Personal information
- Full name: Maitane López Millán
- Date of birth: 13 March 1995 (age 31)
- Place of birth: Águilas, Spain
- Height: 1.75 m (5 ft 9 in)
- Position: Defensive midfielder

Team information
- Current team: Chicago Stars
- Number: 77

Senior career*
- Years: Team / Apps / (Gls)
- 2012–2015: Collerense / 88 / (23)
- 2015–2020: Levante / 123 / (9)
- 2020–2021: Real Sociedad / 30 / (1)
- 2021–2023: Atlético Madrid / 53 / (6)
- 2023–2024: Gotham FC / 21 / (1)
- 2025–: Chicago Stars / 22 / (0)

International career^{‡}
- 2010–2012: Spain U17 / 9 / (1)
- 2014: Spain U19 / 5 / (0)
- 2021–2022: Spain / 2 / (0)

= Maitane López =

Spanish footballer (born 1995)

Maitane López Millán (born 13 March 1995) is a Spanish professional footballer who plays as a defensive midfielder for Chicago Stars FC of the American National Women's Soccer League and the Spain national team.

==Club career==
In June 2015, Levante announced the signing of López from Collerense. She would spend five seasons at Levante, after which, she would sign for Real Sociedad. In July 2021, after one year at Real Sociedad, López transferred to Atlético Madrid, where she signed a two-year professional contract.
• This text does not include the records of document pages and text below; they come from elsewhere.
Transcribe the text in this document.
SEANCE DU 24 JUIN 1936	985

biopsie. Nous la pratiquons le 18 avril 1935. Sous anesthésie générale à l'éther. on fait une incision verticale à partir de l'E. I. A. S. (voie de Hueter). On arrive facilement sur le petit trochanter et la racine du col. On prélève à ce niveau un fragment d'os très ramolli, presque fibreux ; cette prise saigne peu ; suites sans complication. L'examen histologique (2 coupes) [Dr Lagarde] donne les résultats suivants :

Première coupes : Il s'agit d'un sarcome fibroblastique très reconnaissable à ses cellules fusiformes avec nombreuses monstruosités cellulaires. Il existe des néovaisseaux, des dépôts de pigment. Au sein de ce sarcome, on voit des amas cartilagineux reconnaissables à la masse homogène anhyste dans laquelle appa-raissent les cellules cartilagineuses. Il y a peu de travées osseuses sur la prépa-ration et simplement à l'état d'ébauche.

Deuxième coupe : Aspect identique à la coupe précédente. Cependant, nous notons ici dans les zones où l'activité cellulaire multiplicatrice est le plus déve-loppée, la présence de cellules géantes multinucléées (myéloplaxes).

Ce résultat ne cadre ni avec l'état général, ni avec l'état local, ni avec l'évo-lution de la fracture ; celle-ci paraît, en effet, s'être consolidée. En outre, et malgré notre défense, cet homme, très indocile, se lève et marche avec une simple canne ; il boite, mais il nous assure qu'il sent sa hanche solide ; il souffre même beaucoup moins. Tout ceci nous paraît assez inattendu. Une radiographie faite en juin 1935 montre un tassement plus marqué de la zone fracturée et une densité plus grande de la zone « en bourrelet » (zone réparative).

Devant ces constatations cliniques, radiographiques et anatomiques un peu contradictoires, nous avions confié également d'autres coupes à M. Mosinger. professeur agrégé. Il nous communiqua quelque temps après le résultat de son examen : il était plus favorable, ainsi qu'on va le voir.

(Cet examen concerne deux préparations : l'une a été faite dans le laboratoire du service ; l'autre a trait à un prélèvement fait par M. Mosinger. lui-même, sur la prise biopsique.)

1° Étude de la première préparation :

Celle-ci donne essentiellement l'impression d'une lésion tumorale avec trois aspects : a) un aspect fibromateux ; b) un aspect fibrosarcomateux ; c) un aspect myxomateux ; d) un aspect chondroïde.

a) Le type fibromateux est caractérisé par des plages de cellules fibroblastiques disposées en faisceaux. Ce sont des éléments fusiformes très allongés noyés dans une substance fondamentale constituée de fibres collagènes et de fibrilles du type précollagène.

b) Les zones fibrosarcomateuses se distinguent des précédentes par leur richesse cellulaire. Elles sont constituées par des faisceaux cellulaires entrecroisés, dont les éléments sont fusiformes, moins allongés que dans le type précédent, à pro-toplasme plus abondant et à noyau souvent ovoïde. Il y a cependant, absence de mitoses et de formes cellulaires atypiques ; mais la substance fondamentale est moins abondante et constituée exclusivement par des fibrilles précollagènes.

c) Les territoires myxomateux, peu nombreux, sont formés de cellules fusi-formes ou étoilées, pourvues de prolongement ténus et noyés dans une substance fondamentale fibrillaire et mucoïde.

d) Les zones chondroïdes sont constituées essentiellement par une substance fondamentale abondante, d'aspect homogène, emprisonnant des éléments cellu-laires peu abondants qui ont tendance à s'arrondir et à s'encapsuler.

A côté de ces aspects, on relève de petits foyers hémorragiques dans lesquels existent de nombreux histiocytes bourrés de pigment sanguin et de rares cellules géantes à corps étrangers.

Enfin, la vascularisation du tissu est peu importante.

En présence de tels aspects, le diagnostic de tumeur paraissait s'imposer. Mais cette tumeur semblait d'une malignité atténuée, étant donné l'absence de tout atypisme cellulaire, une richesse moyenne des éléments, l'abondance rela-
Before her Atlético expired during the 2023 summer transfer window, López was linked with interest from Women's Super League club Manchester United. However, on 6 July 2023 she signed a two-year contract with an option for an additional year with American club NJ/NY Gotham FC.

On 5 December 2024, Chicago Stars FC announced that they had signed López through the 2026 season.

==International career==
As a youth international, López was part of the Spain under-17 team that won the 2011 UEFA Women's U-17 Championship, though she did not play much. She then came second with Spain under-19 in the 2014 UEFA Women's U-19 Championship, having consolidated a starting position in the squad after being an injury replacement call-up. Following immediately after that tournament in summer 2014, López played internationally for the Balearic Islands beach football team.

After injuries to Virginia Torrecilla and Amanda Sampedro, López was called up to the Spain national team to face the Czech Republic in October 2019. She did not play in the fixture. Two years later, she made her debut for Spain in a friendly match against Morocco.

==Personal life==
López is of Basque descent through her father. Two of López's uncles, Aitor and Luis López Rekarte, were professional footballers. Encouraged by Aitor's performances for Real Sociedad, Maitane López signed up for her first football team at the age of five. At that same age, she had moved to Mallorca from Águilas. Outside of football, she sings and plays guitar; she has posted videos on social media of various cover songs that she has performed.